The vendors were set up under large tents, and the heat did not seem to deter the crowd from looking and shopping.

Patsy Fann, owner of Playful Puppets Inc. of Great Falls, Va., said she makes most of the puppets she sells.

"The puppets can swallow and spit, too," she said, and they are early childhood tools for teaching children with speech or chewing disorders. The articulators - the tongue, teeth and lips - are the visual means for them to see, Fann said.


Fann, who is a former teacher, said the puppets are used in the school system as a learning tool. She said she has been doing craft shows for about 20 years and enjoys it.

Tim Johnson, the photographer for Living Images of Falling Waters, W.Va., was dressed in a Civil War costume.

Johnson's artwork displayed black-and-white photographs of Civil War "ghosts."

Johnson said he uses re-enactors of Civil War soldiers at historic battlefields to get the double exposure for his "ghosts."

Johnson said he shoots photos in eight states where battles were fought, from Gettysburg, Pa., to Fort Morgan, Ala.

He said he has been attending the festival for 10 years.

"I think it will be a good show because of the Christmas shoppers," Johnson said.

Vintage Revival makes broken china jewelry, and there was a crowd around its booth. Jacque Smiley, the owner, said it is a family-run business in Martha, Okla.

"This is my favorite show," she said.

Smiley said she has been a designer for 30 years and has participated in shows in Austria, Germany and Spain. She said she shops at flea markets in France to buy damaged china.

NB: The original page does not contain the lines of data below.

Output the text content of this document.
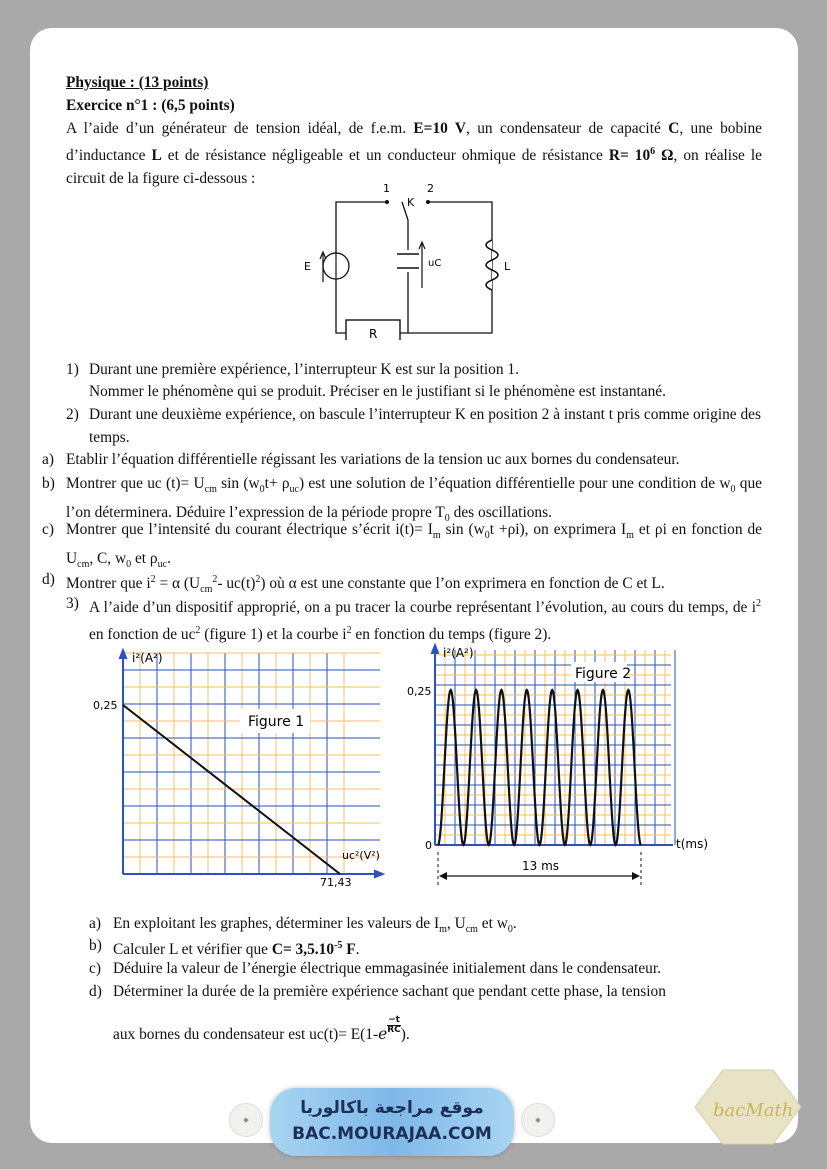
Physique : (13 points)
Exercice n°1 : (6,5 points)
A l’aide d’un générateur de tension idéal, de f.e.m. E=10 V, un condensateur de capacité C, une bobine d’inductance L et de résistance négligeable et un conducteur ohmique de résistance $R= 10^6$ Ω, on réalise le circuit de la figure ci-dessous :
1	2
K
E	uC	L
R
1) Durant une première expérience, l’interrupteur K est sur la position 1.
Nommer le phénomène qui se produit. Préciser en le justifiant si le phénomène est instantané.
2) Durant une deuxième expérience, on bascule l’interrupteur K en position 2 à instant t pris comme origine des temps.
a) Etablir l’équation différentielle régissant les variations de la tension uc aux bornes du condensateur.
b) Montrer que uc $(t)= U_{cm}$ $\sin (w_0t+ \rho_{uc})$ est une solution de l’équation différentielle pour une condition de $w_0$ que l’on déterminera. Déduire l’expression de la période propre $T_0$ des oscillations.
c) Montrer que l’intensité du courant électrique s’écrit $i(t)= I_m$ $\sin (w_0t +\rho i)$, on exprimera $I_m$ et ρi en fonction de $U_{cm}$, C, $w_0$ et $\rho_{uc}$.
d) Montrer que $i^2 = \alpha$ ($U_{cm}^2-$ $uc(t)^2$) où α est une constante que l’on exprimera en fonction de C et L.
3) A l’aide d’un dispositif approprié, on a pu tracer la courbe représentant l’évolution, au cours du temps, de $i^2$ en fonction de $uc^2$ (figure 1) et la courbe $i^2$ en fonction du temps (figure 2).
Figure 1
i²(A²)
0,25
uc²(V²)
71,43
Figure 2
i²(A²)
0,25
0	t(ms)
13 ms
a) En exploitant les graphes, déterminer les valeurs de $I_m$, $U_{cm}$ et $w_0$.
b) Calculer L et vérifier que $C= 3,5.10^{-5}$ F.
c) Déduire la valeur de l’énergie électrique emmagasinée initialement dans le condensateur.
d) Déterminer la durée de la première expérience sachant que pendant cette phase, la tension
aux bornes du condensateur est $uc(t)= E(1-e \frac{-t}{RC}$ ).
◆
موقع مراجعة باكالوريا
BAC.MOURAJAA.COM
◆	bacMath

"We try to make things people use," Smiley said. "We will take your old buttons, china and antique flatware" and customize them.

Paul and Jean Fitzhugh of Martinsburg, W.Va., have been attending the Mountain Heritage Festivals for 26 years.

"We just enjoy it," Jean Fitzhugh said. "The crafts are just excellent. We look at every tent."

"The crafts are top of the line," Paul Fitzhugh said.

More than 25,000 people are expected to attend the three-day festival, said Mary Via, executive director of the Jefferson County Chamber of Commerce, the show's sponsor.

"Fridays are usually slower with locals and serious buyers," Via said. "I'm surprised at the good crowd and very thankful."